Suppose I wanted to prove that for some positive constants $d$ and $e$ $$d\sup_{x\in \textbf{R}^{+}}x + e\sup_{y\in \textbf{R}^{+}}y = +\infty$$
How would I do this? Obviously this an intuitive example, however, it doesn't feel correct to simply say something like:
Because both supremums equal infinity, multiplied by any positive coefficient is still infinity, and thus the sums are still infinity
Since saying it "equals" infinity is just notational shorthand to saying the supremum is unbounded above.
How do I properly argue about this formally?
Edit: For clarity, I'm not married to the specific example. I'm just concerned about how to generally argue about sums/products of unbounded supremums.

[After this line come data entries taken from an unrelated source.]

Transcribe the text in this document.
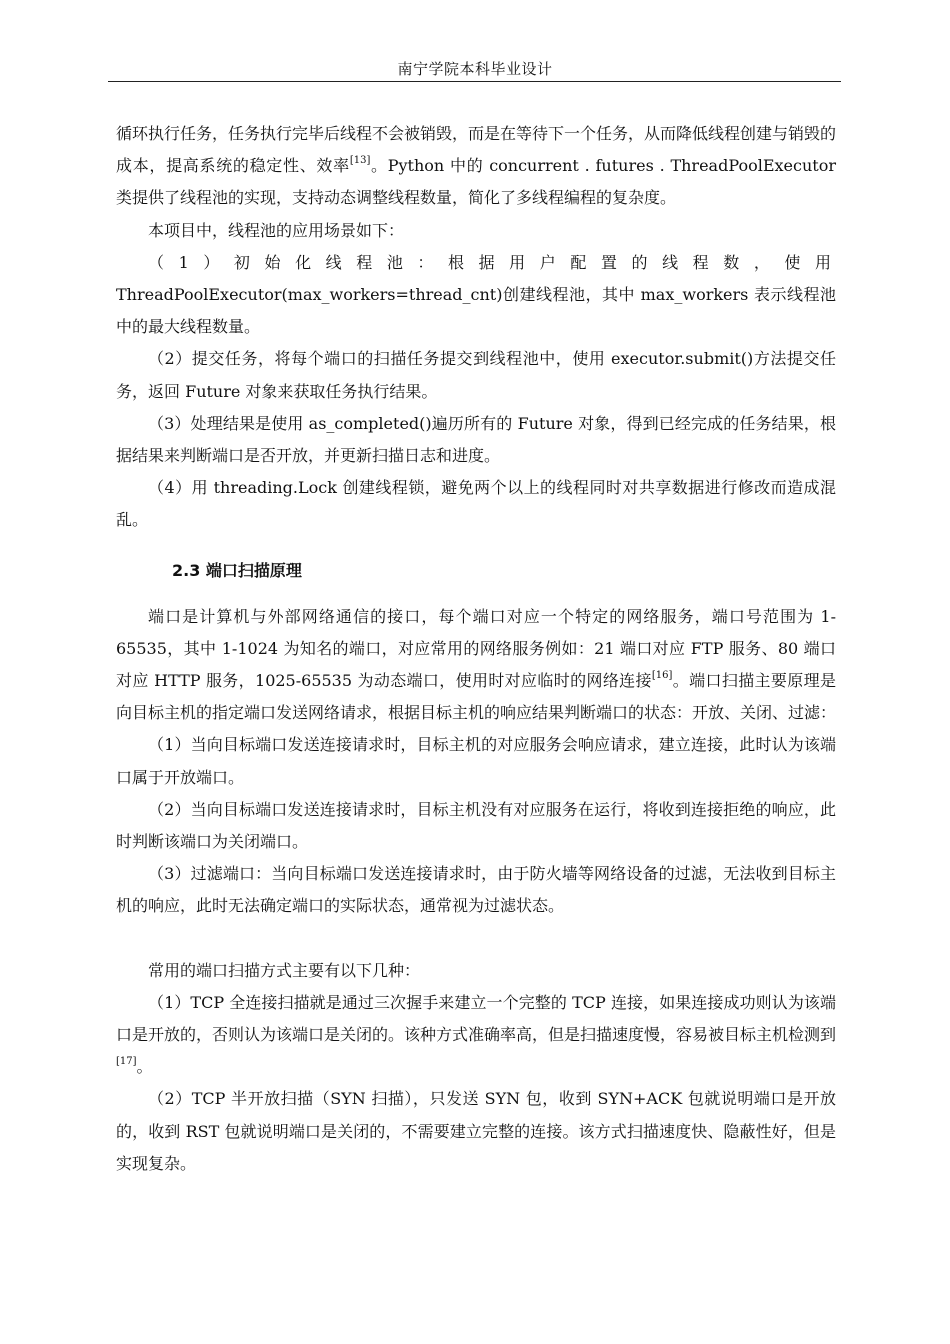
南宁学院本科毕业设计

循环执行任务，任务执行完毕后线程不会被销毁，而是在等待下一个任务，从而降低线程创建与销毁的成本，提高系统的稳定性、效率[13]。Python 中的 concurrent . futures . ThreadPoolExecutor 类提供了线程池的实现，支持动态调整线程数量，简化了多线程编程的复杂度。

本项目中，线程池的应用场景如下：

（1）初始化线程池：根据用户配置的线程数，使用

ThreadPoolExecutor(max_workers=thread_cnt)创建线程池，其中 max_workers 表示线程池中的最大线程数量。

（2）提交任务，将每个端口的扫描任务提交到线程池中，使用 executor.submit()方法提交任务，返回 Future 对象来获取任务执行结果。

（3）处理结果是使用 as_completed()遍历所有的 Future 对象，得到已经完成的任务结果，根据结果来判断端口是否开放，并更新扫描日志和进度。

（4）用 threading.Lock 创建线程锁，避免两个以上的线程同时对共享数据进行修改而造成混乱。

2.3 端口扫描原理

端口是计算机与外部网络通信的接口，每个端口对应一个特定的网络服务，端口号范围为 1-65535，其中 1-1024 为知名的端口，对应常用的网络服务例如：21 端口对应 FTP 服务、80 端口对应 HTTP 服务，1025-65535 为动态端口，使用时对应临时的网络连接[16]。端口扫描主要原理是向目标主机的指定端口发送网络请求，根据目标主机的响应结果判断端口的状态：开放、关闭、过滤：

（1）当向目标端口发送连接请求时，目标主机的对应服务会响应请求，建立连接，此时认为该端口属于开放端口。

（2）当向目标端口发送连接请求时，目标主机没有对应服务在运行，将收到连接拒绝的响应，此时判断该端口为关闭端口。

（3）过滤端口：当向目标端口发送连接请求时，由于防火墙等网络设备的过滤，无法收到目标主机的响应，此时无法确定端口的实际状态，通常视为过滤状态。

常用的端口扫描方式主要有以下几种：

（1）TCP 全连接扫描就是通过三次握手来建立一个完整的 TCP 连接，如果连接成功则认为该端口是开放的，否则认为该端口是关闭的。该种方式准确率高，但是扫描速度慢，容易被目标主机检测到[17]。

（2）TCP 半开放扫描（SYN 扫描），只发送 SYN 包，收到 SYN+ACK 包就说明端口是开放的，收到 RST 包就说明端口是关闭的，不需要建立完整的连接。该方式扫描速度快、隐蔽性好，但是实现复杂。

The precise answer to this question is that since $\sup x=\infty$, you cannot multiply it with a number and add it to yet something else, because $\infty$ is not a number, and "$=\infty$" is just a shorthand for a longer sentence about some quantity being unbounded above.
Now you can theoretically define some algebraic rules for $\infty$ and thus artificially make it a number, such as $k\cdot\infty=\infty$ when $k$ is a positive real number, $\infty +\infty = \infty$, etc. But then your question is void, the equality that you want to prove follows trivially from these rules that you decided to add.